Olhando para o tabuleiro do xadrez político, certamente que o senhor Presidente antecipou tudo o que ia acontecer, acertando na possibilidade da AD ganhar, mas falhando em antever o crescimento dos extremistas do Chega, que agora são uma ameaça séria para a democracia e os direitos humanos, logo quando celebramos os 50 anos do 25 de abril. E assim se abriu a caixa de Pandora e os demónios que já andavam à solta, agora querem tomar conta do sistema.

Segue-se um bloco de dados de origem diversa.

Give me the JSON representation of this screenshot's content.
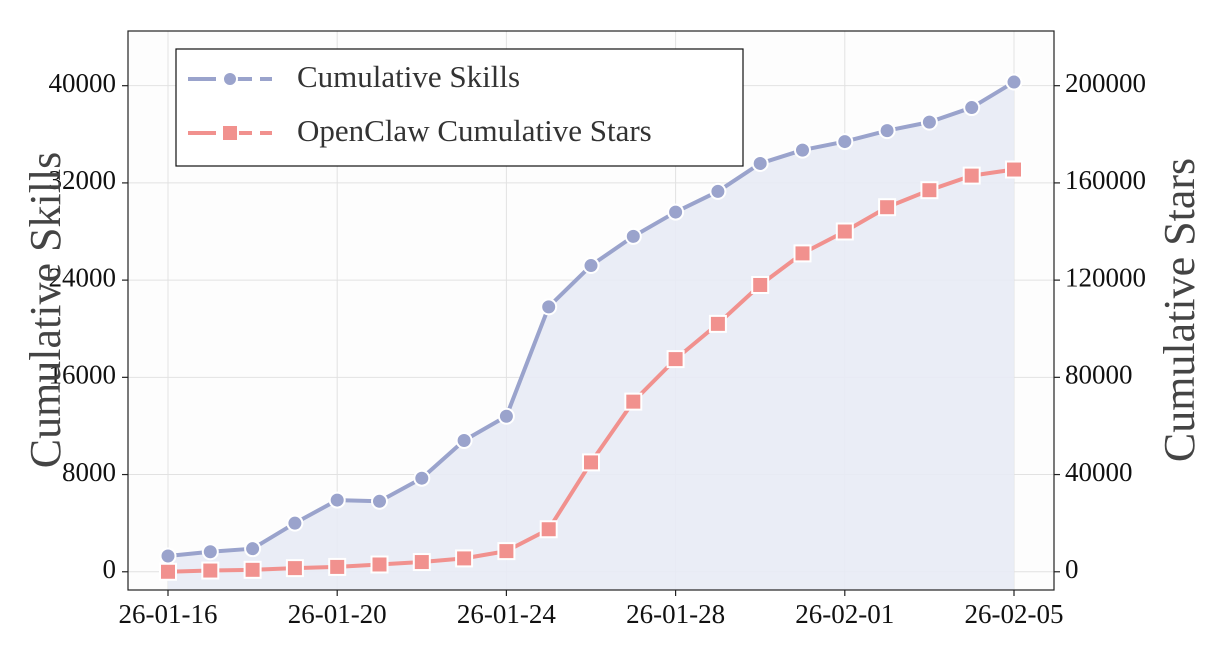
{
  "chart_data": {
    "type": "line",
    "x": [
      "26-01-16",
      "26-01-17",
      "26-01-18",
      "26-01-19",
      "26-01-20",
      "26-01-21",
      "26-01-22",
      "26-01-23",
      "26-01-24",
      "26-01-25",
      "26-01-26",
      "26-01-27",
      "26-01-28",
      "26-01-29",
      "26-01-30",
      "26-01-31",
      "26-02-01",
      "26-02-02",
      "26-02-03",
      "26-02-04",
      "26-02-05"
    ],
    "x_ticks": [
      "26-01-16",
      "26-01-20",
      "26-01-24",
      "26-01-28",
      "26-02-01",
      "26-02-05"
    ],
    "series": [
      {
        "name": "Cumulative Skills",
        "axis": "left",
        "marker": "circle",
        "color": "#9aa3cc",
        "fill": "#e8ebf5",
        "values": [
          1300,
          1650,
          1900,
          4000,
          5900,
          5800,
          7700,
          10800,
          12800,
          21800,
          25200,
          27600,
          29600,
          31300,
          33600,
          34700,
          35400,
          36300,
          37000,
          38200,
          40300
        ]
      },
      {
        "name": "OpenClaw Cumulative Stars",
        "axis": "right",
        "marker": "square",
        "color": "#f1918e",
        "values": [
          0,
          500,
          800,
          1500,
          2000,
          3000,
          4000,
          5500,
          8500,
          17500,
          45000,
          70000,
          87500,
          102000,
          118000,
          131000,
          140000,
          150000,
          157000,
          163000,
          165500
        ]
      }
    ],
    "y_left": {
      "label": "Cumulative Skills",
      "ticks": [
        0,
        8000,
        16000,
        24000,
        32000,
        40000
      ],
      "lim": [
        -1500,
        44500
      ]
    },
    "y_right": {
      "label": "Cumulative Stars",
      "ticks": [
        0,
        40000,
        80000,
        120000,
        160000,
        200000
      ],
      "lim": [
        -7500,
        222500
      ]
    },
    "grid": true,
    "legend": "top-left"
  }
}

Da última vez que, em 2022, dissolveu o Parlamento devido ao chumbo do Orçamento de Estado pela esquerda, direita e extrema-direita, os grupos parlamentares à esquerda do PS perderam metade dos deputados e o Chega ganhou uma dúzia, soltando o pior que os populismos têm, com uma demagogia descarada prometendo tudo a todos e com os habituais discursos contra os estrangeiros, cujas consequências na sua rejeição são cada vez mais visíveis na sociedade portuguesa. E o risco agora é que a extrema-direita vá continuando a alimentar-se das crises, tornando um pesadelo a vida política em Portugal.

Vivemos tempos muito preocupantes, de grande instabilidade e toxicidade. Os espíritos mais reacionários agora sentem-se protegidos, como vimos na manifestação de neonazis no Intendente que, sendo proibida, não teve qualquer sanção. Do lado da Justiça, os procuradores têm mandado na vida política, desfazendo políticos na praça pública, que algum tempo mais tarde são ilibados. Do lado do Presidente da República, é lamentável que tenha deixado de ser um garante da estabilidade para se mover por outras razões, seja por egocentrismo, por devoção partidária ou por espírito de vingança. E é uma vergonha que agora, com a presença em força do Chega, os reacionários do país e os que se deixam arrastar pelas ilusões e pelas desilusões engrossem um partido que cresce com base na mais descarada mentira, demagogia, populismo, nacionalismo, manipulação, que tem destruído o nosso amor próprio. E nesta convergência de fatores negativos medra a instabilidade, bloqueia-se o país e arruína-se a nossa imagem e reputação internacional. O Presidente da República tinha mesmo de ser o garante do bom senso e da estabilidade política. Infelizmente, Marcelo Rebelo de Sousa falhou. Completamente.